By Leroy Douresseaux
June 29, 2010 - 14:23
Ooku: The Inner Chambers Volume 3 cover image is courtesy of barnesandnoble.com. |
Rated “M” for “Mature”
The historical fantasy, Ōoku: The Inner Chambers, is also alternate-Earth, speculative fiction. It imagines a world where, in the early 1600s, a strange new disease, called the Redface Pox, appears and begins to prey on males, killing mostly young men and boys. After the male population falls to about one-fourth of the female population, women take on the roles traditionally held by men, while men are protected as precious “seed bearers.” In fact, a woman is shogun.

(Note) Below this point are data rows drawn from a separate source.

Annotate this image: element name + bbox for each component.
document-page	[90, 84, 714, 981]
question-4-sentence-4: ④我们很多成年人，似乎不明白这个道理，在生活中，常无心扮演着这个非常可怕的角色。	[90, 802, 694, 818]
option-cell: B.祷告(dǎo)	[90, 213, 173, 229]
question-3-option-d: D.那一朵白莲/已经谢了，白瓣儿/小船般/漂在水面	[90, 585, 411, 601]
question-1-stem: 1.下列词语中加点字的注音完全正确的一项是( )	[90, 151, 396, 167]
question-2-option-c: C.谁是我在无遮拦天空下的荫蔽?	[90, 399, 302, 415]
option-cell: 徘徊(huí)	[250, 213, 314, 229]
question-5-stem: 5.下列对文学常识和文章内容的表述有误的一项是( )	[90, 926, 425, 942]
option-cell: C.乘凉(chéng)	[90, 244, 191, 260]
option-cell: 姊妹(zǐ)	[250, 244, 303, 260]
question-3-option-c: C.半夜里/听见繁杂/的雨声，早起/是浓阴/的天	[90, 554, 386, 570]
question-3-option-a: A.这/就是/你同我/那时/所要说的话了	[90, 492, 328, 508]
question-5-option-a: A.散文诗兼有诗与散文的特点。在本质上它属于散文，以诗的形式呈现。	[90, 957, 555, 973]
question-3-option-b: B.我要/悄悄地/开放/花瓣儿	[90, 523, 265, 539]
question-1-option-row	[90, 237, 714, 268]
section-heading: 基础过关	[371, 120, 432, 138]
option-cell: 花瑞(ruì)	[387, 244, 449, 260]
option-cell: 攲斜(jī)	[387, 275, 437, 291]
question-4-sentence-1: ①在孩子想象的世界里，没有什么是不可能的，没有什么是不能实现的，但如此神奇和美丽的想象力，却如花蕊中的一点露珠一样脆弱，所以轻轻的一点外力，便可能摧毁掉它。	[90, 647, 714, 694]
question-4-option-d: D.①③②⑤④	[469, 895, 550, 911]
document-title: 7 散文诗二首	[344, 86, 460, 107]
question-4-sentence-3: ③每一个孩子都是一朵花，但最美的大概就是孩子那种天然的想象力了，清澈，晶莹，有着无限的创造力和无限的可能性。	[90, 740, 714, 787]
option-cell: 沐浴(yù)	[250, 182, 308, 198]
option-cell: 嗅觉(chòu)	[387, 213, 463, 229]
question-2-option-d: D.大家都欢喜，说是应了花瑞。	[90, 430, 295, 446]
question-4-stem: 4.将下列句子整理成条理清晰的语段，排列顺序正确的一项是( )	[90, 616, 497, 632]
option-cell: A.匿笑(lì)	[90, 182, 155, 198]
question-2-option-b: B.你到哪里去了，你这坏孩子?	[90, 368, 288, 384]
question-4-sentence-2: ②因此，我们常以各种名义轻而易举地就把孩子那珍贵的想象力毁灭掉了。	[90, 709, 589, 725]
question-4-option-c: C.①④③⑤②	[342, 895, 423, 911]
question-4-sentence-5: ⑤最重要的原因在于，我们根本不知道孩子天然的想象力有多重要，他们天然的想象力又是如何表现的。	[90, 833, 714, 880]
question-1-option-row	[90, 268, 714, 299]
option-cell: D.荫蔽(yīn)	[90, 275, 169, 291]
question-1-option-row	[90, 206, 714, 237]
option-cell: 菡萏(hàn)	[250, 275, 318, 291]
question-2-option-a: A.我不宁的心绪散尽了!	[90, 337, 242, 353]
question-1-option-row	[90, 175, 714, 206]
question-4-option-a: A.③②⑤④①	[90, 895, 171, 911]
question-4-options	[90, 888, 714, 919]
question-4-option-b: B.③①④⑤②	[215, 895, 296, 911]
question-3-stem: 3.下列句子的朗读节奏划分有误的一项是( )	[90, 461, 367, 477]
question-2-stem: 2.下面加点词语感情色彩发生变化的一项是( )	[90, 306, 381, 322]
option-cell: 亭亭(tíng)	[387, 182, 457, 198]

Ōoku: The Inner Chambers, Vol.3 continues the story of the young female shogun, Lord Iemitsu. Few people know that Iemitsu is a woman. Her attempts to conceive an heir with the former friar, Sir Arikoto Madenokoji, are unsuccessful. Lady Kasuga, the senior chamberlain of the Inner Chambers of Edo Castle, schemes to find a new man to sire an heir. The Redface Pox continues to rage, while famine takes the countryside. And the Privy Council comes to a shocking decision.
THE LOWDOWN: While the narrative continues to dissect gender roles via court intrigue, Ōoku, with increasing frequency, examines what might happen if women had to become the authority figures, household leaders, and providers for an entire nation if the number of men plummeted and males became an endangered group. Regardless of the concept and scenario, this remains an expertly crafted character drama drawn in creator Fumi Yoshinaga’s inimitable graphic storytelling style. It’s a drawing style that perfectly depicts human emotion and the inscrutable nature of the human mind in a clean, straightforward style.
POSSIBLE AUDIENCE: Readers looking for excellent character drama will find it in Ōoku: The Inner Chambers.